What is GST: An indirect tax levied under a single tax system in India. It replaced taxes like sales tax, VAT, entertainment tax, etc., with a single tax.
Launch: Introduced on July 1, 2017.
One Nation One Tax: A single tax from Kashmir to Kanyakumari.
Types of GST
CGST (Central GST): Goes to the central government.
SGST (State GST): Goes to the state government.
IGST (Integrated GST): Applied to interstate transactions.
GST from Firm and Business Point of View
Input GST: GST that a firm has to pay when purchasing goods. Also known as Input GST or GST Paid.
Output GST: GST collected by a firm when selling goods.
GST Formula
GST Payable:
Formula: Output GST - Input GST
If Output GST is higher, GST Payable will be due.
If Input GST is higher, GST credit will be given.
GST Credit:
Formula: Input GST - Output GST
If Input GST is higher, it is considered GST Credit.
How GST is Applied Like an IDE
Intra-State Transaction: Both CGST and SGST are applied.
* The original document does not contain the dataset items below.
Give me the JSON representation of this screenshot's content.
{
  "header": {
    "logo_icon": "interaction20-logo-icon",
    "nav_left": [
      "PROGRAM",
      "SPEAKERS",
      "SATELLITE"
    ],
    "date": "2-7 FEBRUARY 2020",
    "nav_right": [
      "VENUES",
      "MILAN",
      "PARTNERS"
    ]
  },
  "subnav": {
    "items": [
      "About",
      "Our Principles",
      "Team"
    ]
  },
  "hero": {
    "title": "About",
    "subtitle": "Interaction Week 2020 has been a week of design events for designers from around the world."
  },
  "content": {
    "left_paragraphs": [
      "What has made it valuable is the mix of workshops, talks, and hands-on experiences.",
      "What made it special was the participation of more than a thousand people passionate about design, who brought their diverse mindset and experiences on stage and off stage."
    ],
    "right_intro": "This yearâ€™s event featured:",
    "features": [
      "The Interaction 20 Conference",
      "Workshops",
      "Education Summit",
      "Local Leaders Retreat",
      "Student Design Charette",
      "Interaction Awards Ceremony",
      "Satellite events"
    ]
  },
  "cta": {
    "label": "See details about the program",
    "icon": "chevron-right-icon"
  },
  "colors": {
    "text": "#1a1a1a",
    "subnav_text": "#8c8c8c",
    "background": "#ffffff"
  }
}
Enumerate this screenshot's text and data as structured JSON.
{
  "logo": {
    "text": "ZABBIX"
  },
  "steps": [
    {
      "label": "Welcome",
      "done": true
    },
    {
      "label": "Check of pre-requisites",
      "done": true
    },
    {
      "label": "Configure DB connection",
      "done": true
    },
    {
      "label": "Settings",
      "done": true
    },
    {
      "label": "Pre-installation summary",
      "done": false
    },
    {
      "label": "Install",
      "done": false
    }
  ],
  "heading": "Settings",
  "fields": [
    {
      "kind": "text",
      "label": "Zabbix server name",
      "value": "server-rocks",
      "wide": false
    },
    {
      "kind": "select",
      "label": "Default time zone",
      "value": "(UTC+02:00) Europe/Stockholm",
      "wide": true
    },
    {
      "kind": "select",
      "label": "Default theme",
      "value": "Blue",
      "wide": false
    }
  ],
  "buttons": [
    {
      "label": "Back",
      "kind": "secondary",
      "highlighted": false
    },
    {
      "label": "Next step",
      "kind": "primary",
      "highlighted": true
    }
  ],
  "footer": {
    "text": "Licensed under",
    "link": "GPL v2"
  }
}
Inter-State Transaction: IGST is applied.
Consumer's Point of View
Price Including GST (PI GST):
Formula: Taxable Value * (100+GST%) / 100
This is the price the consumer pays.
GST Calculation:
Both CGST and SGST are applied 50-50%.
Calculation Examples
Example 1
Cost Price: 1,00,000
GST Rate: 18%
Input GST = 18% of 1,00,000 = 18,000
Output GST = 18% of 2,00,000 = 36,000
GST Payable = 36,000 - 18,000 = 18,000
Example 2
Cloth worth 1,00,000, 10% discount = Taxable Value of 90,000
GST = 18% of 90,000 = 16,200
Price Including GST = Taxable Value + GST = 90,000 + 16,200 = 1,06,200
Conclusion
By understanding GST properly, one can easily solve tax-related issues.
In most cases, the consumer ultimately bears the GST burden.